Роман «Становой хребет» о Харбине 20-х годов, о «золотой лихорадке» на Алдане… Приключения в Якутской тайге. О людях сильных духом, о любви и добре…
В книге рассказывается история главного героя, который сталкивается с различными проблемами и препятствиями на протяжении всего своего путешествия. По пути он встречает множество второстепенных персонажей, которые играют важные роли в истории. Благодаря опыту главного героя книга исследует такие темы, как любовь, потеря, надежда и стойкость. По мере того, как главный герой преодолевает свои трудности, он усваивает ценные уроки жизни и растет как личность.
В романе «Над пропастью» рассказано, как советские чекисты разоблачают и обезвреживают злейших врагов новой жизни в Бухарском эмирате. В основе сюжета лежат действительные события.
Мемуары де Латюда — незаменимый источник любопытнейших сведений о тюремном быте XVIII столетия. Если, повествуя о своей молодости, де Латюд кое-что утаивал, а кое-что приукрашивал, стараясь выставить себя перед читателями в возможно более выгодном свете, то в рассказе о своих переживаниях в тюрьме он безусловно правдив и искренен, и факты, на которые он указывает, подтверждаются многочисленными документальными данными. В том грозном обвинительном акте, который беспристрастная история составила против французской монархии, запискам де Латюда принадлежит, по праву, далеко не последнее место.
В книге рассказывается история главного героя, который сталкивается с различными проблемами и препятствиями на протяжении всего своего путешествия.

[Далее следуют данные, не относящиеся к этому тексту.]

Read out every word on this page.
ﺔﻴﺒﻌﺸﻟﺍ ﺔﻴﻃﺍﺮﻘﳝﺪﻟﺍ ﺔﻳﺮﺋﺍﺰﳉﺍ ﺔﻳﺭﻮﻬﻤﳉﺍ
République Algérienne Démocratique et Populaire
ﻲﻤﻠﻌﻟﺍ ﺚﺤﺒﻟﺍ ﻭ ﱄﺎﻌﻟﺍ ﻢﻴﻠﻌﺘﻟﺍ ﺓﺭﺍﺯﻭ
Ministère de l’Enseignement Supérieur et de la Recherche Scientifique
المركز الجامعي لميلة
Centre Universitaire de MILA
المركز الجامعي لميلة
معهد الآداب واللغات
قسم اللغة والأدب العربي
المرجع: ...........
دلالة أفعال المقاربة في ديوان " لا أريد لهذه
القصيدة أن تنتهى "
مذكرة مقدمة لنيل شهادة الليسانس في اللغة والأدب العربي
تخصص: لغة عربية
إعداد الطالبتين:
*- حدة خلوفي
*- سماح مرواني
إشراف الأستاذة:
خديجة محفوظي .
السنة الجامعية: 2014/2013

По пути он встречает множество второстепенных персонажей, которые играют важные роли в истории. Благодаря опыту главного героя книга исследует такие темы, как любовь, потеря, надежда и стойкость. По мере того, как главный герой преодолевает свои трудности, он усваивает ценные уроки жизни и растет как личность.
Эта история произошла в реальности. Её персонажи: пират-гуманист, фашист-пацифист, пылесосный император, консультант по чёрной магии, социологи-террористы, прокуроры-революционеры, нью-йоркские гангстеры, советские партизаны, сицилийские мафиози, американские шпионы, швейцарские банкиры, ватиканские кардиналы, тысяча живых масонов, два мёртвых комиссара Каттани, один настоящий дон Корлеоне и все-все-все остальные — не являются плодом авторского вымысла. Это — история Италии.
В книгу вошли два романа ленинградского прозаика В. Бакинского. «История четырех братьев» охватывает пятилетие с 1916 по 1921 год. Главная тема — становление личности четырех мальчиков из бедной пролетарской семьи в период революции и гражданской войны в Поволжье. Важный мотив этого произведения — история любви Ильи Гуляева и Верочки, дочери учителя. Роман «Годы сомнений и страстей» посвящен кавказскому периоду жизни Л. Н. Толстого (1851—1853 гг.). На Кавказе Толстой добивается зачисления на военную службу, принимает участие в зимних походах русской армии.
В книге рассматривается история древнего фракийского народа гетов. Приводятся доказательства, что молдавский язык является преемником языка гетодаков, а молдавский народ – потомками древнего народа гето-молдован.